In the Real World
Health and Speciation
Microbes and Humans
As if species definitions weren't bad enough with plants and animals—things we can see—they all but fall apart when dealing with prokaryotes (bacteria and archaea). The trouble is these microorganisms reproduce asexually, change rapidly, and often exchange genes with "distantly" related species. What to do? Current bacterial species concepts rely heavily on DNA and molecular techniques to identify groups that share an evolutionary history, and as new methods become available the species concepts are being updated and refined.
Identifying prokaryotes may sound like the world's most boring job, but the who's who of the microbial world is strangely important. You likely self-identify yourself as a member of the species Homo sapiens, but did you know that there are more bacterial cells in your body than human cells? And you call yourself a human?

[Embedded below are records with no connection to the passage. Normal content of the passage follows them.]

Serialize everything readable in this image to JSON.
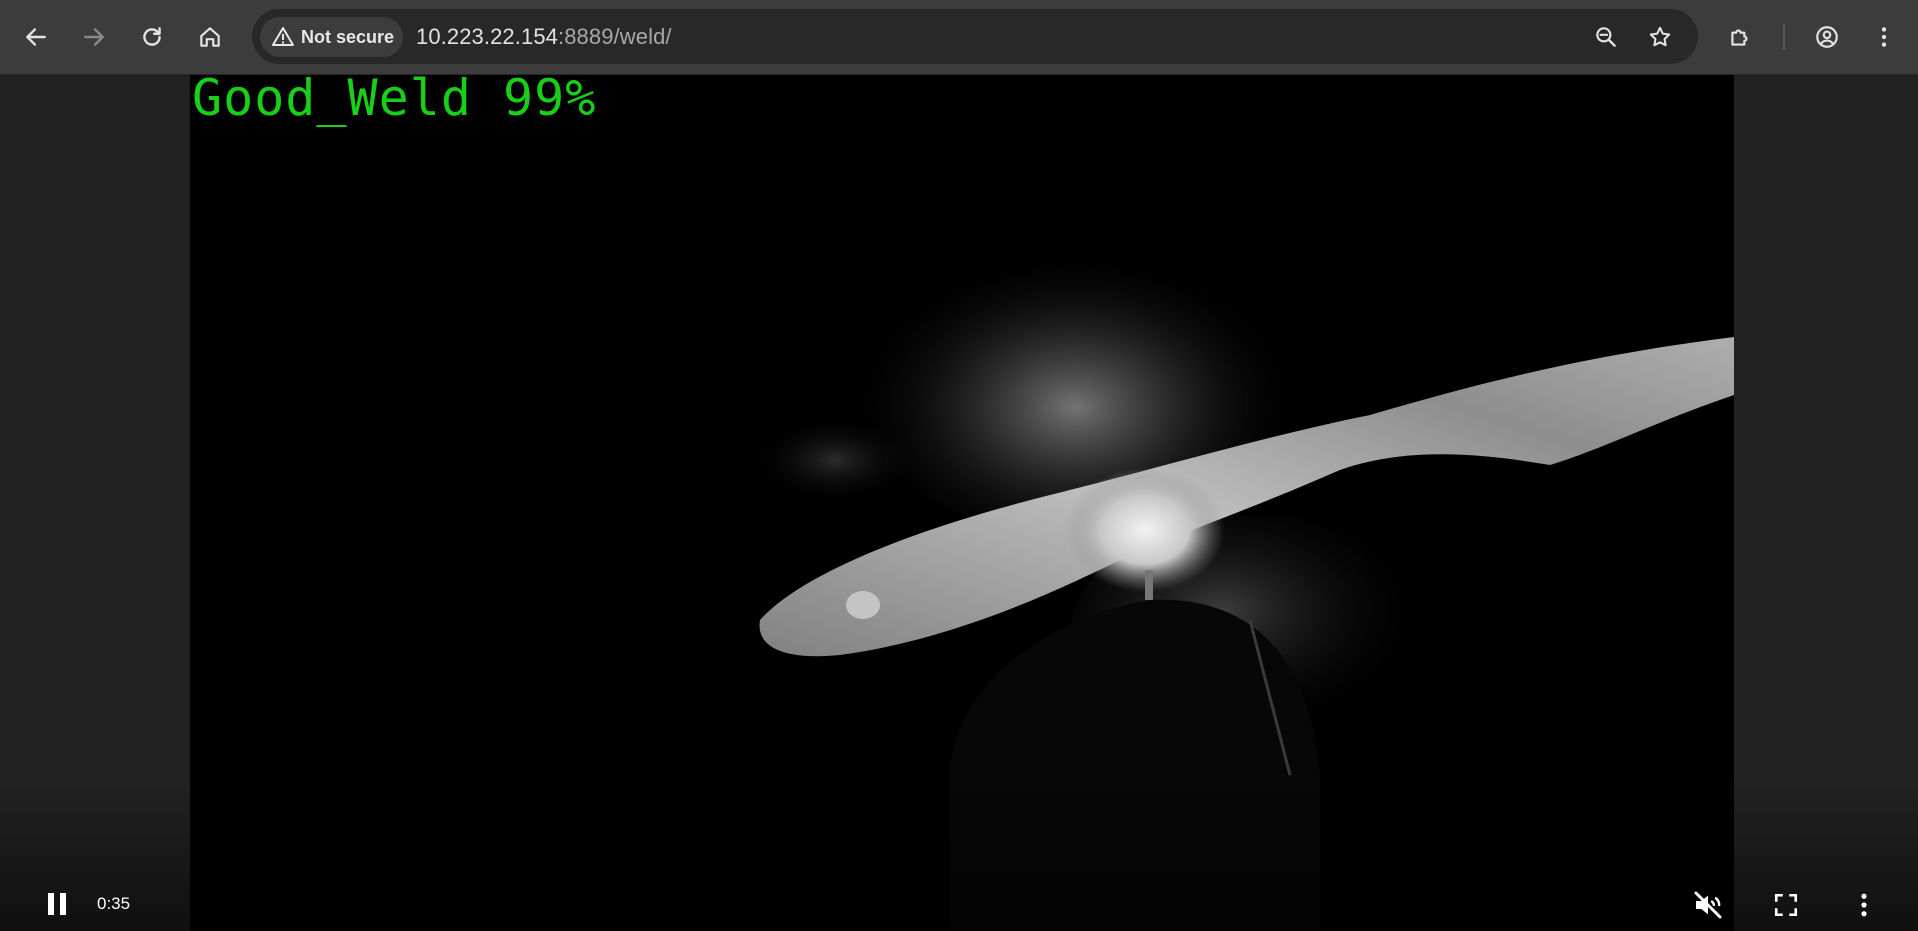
{
  "browser": {
    "security_label": "Not secure",
    "url_host": "10.223.22.154",
    "url_rest": ":8889/weld/"
  },
  "video": {
    "overlay_text": "Good_Weld 99%",
    "current_time": "0:35",
    "muted": true,
    "playing": true
  },
  "icons": {
    "back": "arrow-left-icon",
    "forward": "arrow-right-icon",
    "reload": "reload-icon",
    "home": "home-icon",
    "warning": "warning-icon",
    "zoom": "zoom-out-icon",
    "bookmark": "star-icon",
    "extensions": "puzzle-icon",
    "profile": "profile-icon",
    "menu": "kebab-menu-icon",
    "pause": "pause-icon",
    "mute": "volume-muted-icon",
    "fullscreen": "fullscreen-icon"
  },
  "colors": {
    "overlay_text": "#17d017",
    "toolbar": "#3c3c3c",
    "omnibox": "#282828"
  }
}
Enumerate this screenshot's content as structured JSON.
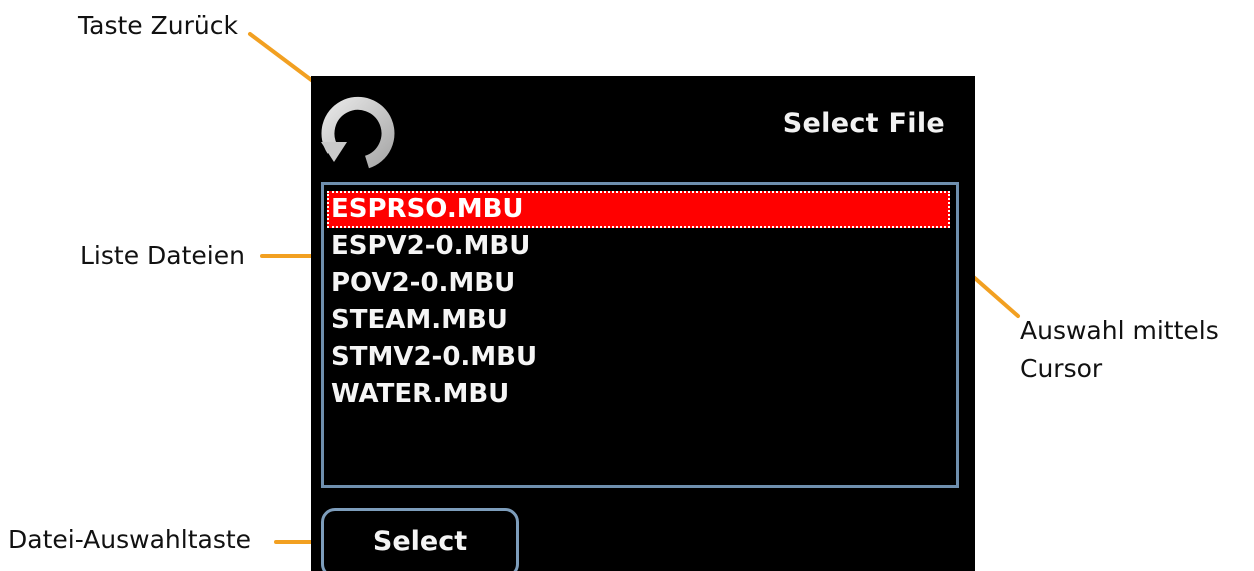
{
  "callouts": {
    "back_key": "Taste Zurück",
    "file_list": "Liste Dateien",
    "cursor_line1": "Auswahl mittels",
    "cursor_line2": "Cursor",
    "select_key": "Datei-Auswahltaste"
  },
  "screen": {
    "title": "Select File",
    "back_icon": "rotate-back-icon",
    "files": [
      {
        "name": "ESPRSO.MBU",
        "selected": true
      },
      {
        "name": "ESPV2-0.MBU",
        "selected": false
      },
      {
        "name": "POV2-0.MBU",
        "selected": false
      },
      {
        "name": "STEAM.MBU",
        "selected": false
      },
      {
        "name": "STMV2-0.MBU",
        "selected": false
      },
      {
        "name": "WATER.MBU",
        "selected": false
      }
    ],
    "select_label": "Select"
  },
  "colors": {
    "screen_background": "#000000",
    "highlight": "#ff0000",
    "frame_border": "#6f8fae",
    "leader_line": "#f2a021",
    "icon_fill": "#c9c9c9"
  }
}
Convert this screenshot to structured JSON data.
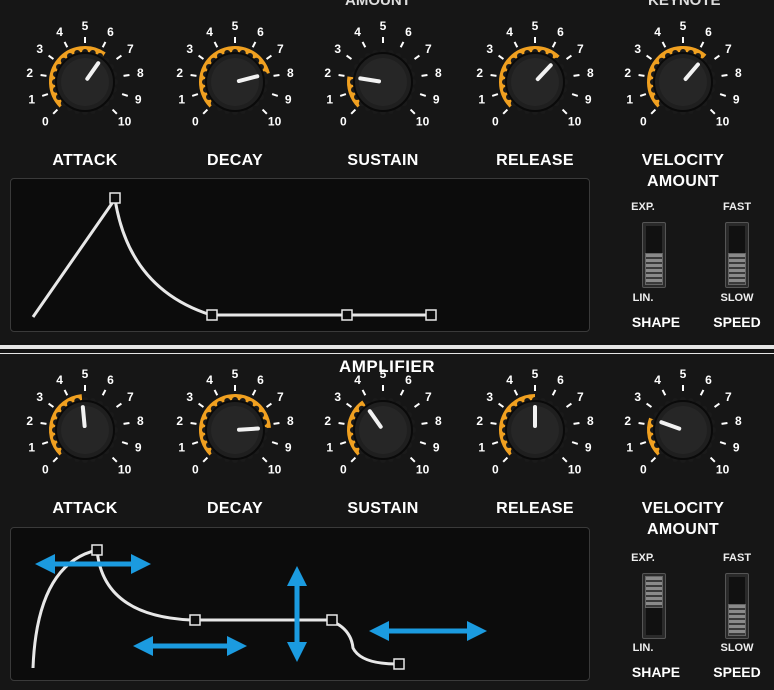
{
  "filter": {
    "partial_top_left": "AMOUNT",
    "partial_top_right": "KEYNOTE",
    "knobs": [
      {
        "label": "ATTACK",
        "value": 6.3
      },
      {
        "label": "DECAY",
        "value": 7.8
      },
      {
        "label": "SUSTAIN",
        "value": 2.0
      },
      {
        "label": "RELEASE",
        "value": 6.6
      },
      {
        "label": "VELOCITY",
        "label2": "AMOUNT",
        "value": 6.5
      }
    ],
    "shape_switch": {
      "top": "EXP.",
      "bottom": "LIN.",
      "name": "SHAPE",
      "position": "bottom"
    },
    "speed_switch": {
      "top": "FAST",
      "bottom": "SLOW",
      "name": "SPEED",
      "position": "bottom"
    }
  },
  "amplifier": {
    "title": "AMPLIFIER",
    "knobs": [
      {
        "label": "ATTACK",
        "value": 4.8
      },
      {
        "label": "DECAY",
        "value": 8.2
      },
      {
        "label": "SUSTAIN",
        "value": 3.7
      },
      {
        "label": "RELEASE",
        "value": 5.0
      },
      {
        "label": "VELOCITY",
        "label2": "AMOUNT",
        "value": 2.4
      }
    ],
    "shape_switch": {
      "top": "EXP.",
      "bottom": "LIN.",
      "name": "SHAPE",
      "position": "top"
    },
    "speed_switch": {
      "top": "FAST",
      "bottom": "SLOW",
      "name": "SPEED",
      "position": "bottom"
    }
  },
  "scale_labels": [
    "0",
    "1",
    "2",
    "3",
    "4",
    "5",
    "6",
    "7",
    "8",
    "9",
    "10"
  ],
  "colors": {
    "accent_arc": "#f0a020",
    "annotation_arrow": "#1b9be0",
    "curve": "#e8e8e8"
  }
}
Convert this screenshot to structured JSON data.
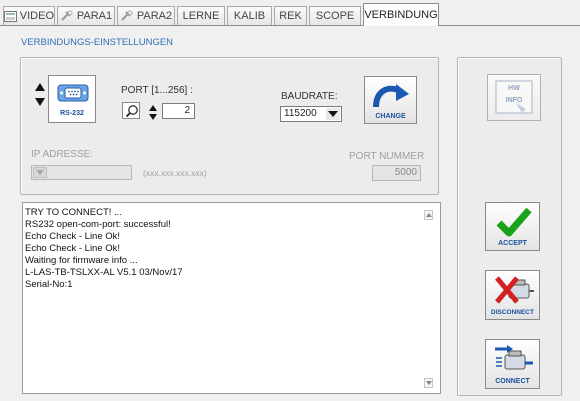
{
  "tabs": [
    {
      "label": "VIDEO",
      "icon": "video-icon"
    },
    {
      "label": "PARA1",
      "icon": "tools-icon"
    },
    {
      "label": "PARA2",
      "icon": "tools-icon"
    },
    {
      "label": "LERNE"
    },
    {
      "label": "KALIB"
    },
    {
      "label": "REK"
    },
    {
      "label": "SCOPE"
    },
    {
      "label": "VERBINDUNG",
      "active": true
    }
  ],
  "section_title": "VERBINDUNGS-EINSTELLUNGEN",
  "connection": {
    "interface_label": "RS-232",
    "port_label": "PORT [1...256] :",
    "port_value": "2",
    "baudrate_label": "BAUDRATE:",
    "baudrate_value": "115200",
    "change_label": "CHANGE",
    "ip_label": "IP ADRESSE:",
    "ip_placeholder": "(xxx.xxx.xxx.xxx)",
    "port_number_label": "PORT NUMMER",
    "port_number_value": "5000"
  },
  "log": {
    "lines": [
      "TRY TO CONNECT! ...",
      "RS232 open-com-port: successful!",
      "Echo Check - Line Ok!",
      "Echo Check - Line Ok!",
      "Waiting for firmware info ...",
      "L-LAS-TB-TSLXX-AL V5.1   03/Nov/17",
      "Serial-No:1"
    ]
  },
  "buttons": {
    "hw_info_line1": "HW",
    "hw_info_line2": "INFO",
    "accept": "ACCEPT",
    "disconnect": "DISCONNECT",
    "connect": "CONNECT"
  },
  "colors": {
    "accent_blue": "#2f6fb8",
    "accept_green": "#1aa31a",
    "disconnect_red": "#d42020"
  }
}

There are actually lots of ways in which different prokaryotic species affect our human lives:
Antibiotic resistance: The ability of potentially scary microbes to develop immunity to antibiotics is a hot news topic these days. Speciation plays a big role—the fast generation times and ability for bacteria to share genes for immunity via horizontal gene transfer make them prime candidates for fast-speciation, or at least evolution, related to drug resistance.
Human health: Microbes are responsible for all sorts of human ailments: food poisoning, strep throat, skin infections, stomach ulcers, you get the idea. Not all of them are bad, in fact most of them are quite helpful. Unfortunately, it can be difficult to sort out the helpful from the harmful. Many bacteria species have both pathogenic (illness-causing) strains and non-pathogenic (non-illness-causing) strains. Before we go all crazy trying to wipe out whole species of what we call "harmful" bacteria, a closer inspections is always warranted.
Bioremediation & Biometabolism: Bacteria have incredible metabolic diversity, meaning they can eat a whole bunch of things that nothing else can eat. In turn, they produce a bunch of byproducts that nothing else can make. Scientists are now using bacterial species—and constantly looking for new ones—for big jobs in bioremediation and biometabolism. Bioremediation involves using microbes to clean up pollution, chemical spills, and other things we don't know how to get rid of. Biometabolism involves using microbes to digest different materials to produce byproducts that we can use for fuel. Talk about alternative energy. Sometimes you have to give it to the little guys.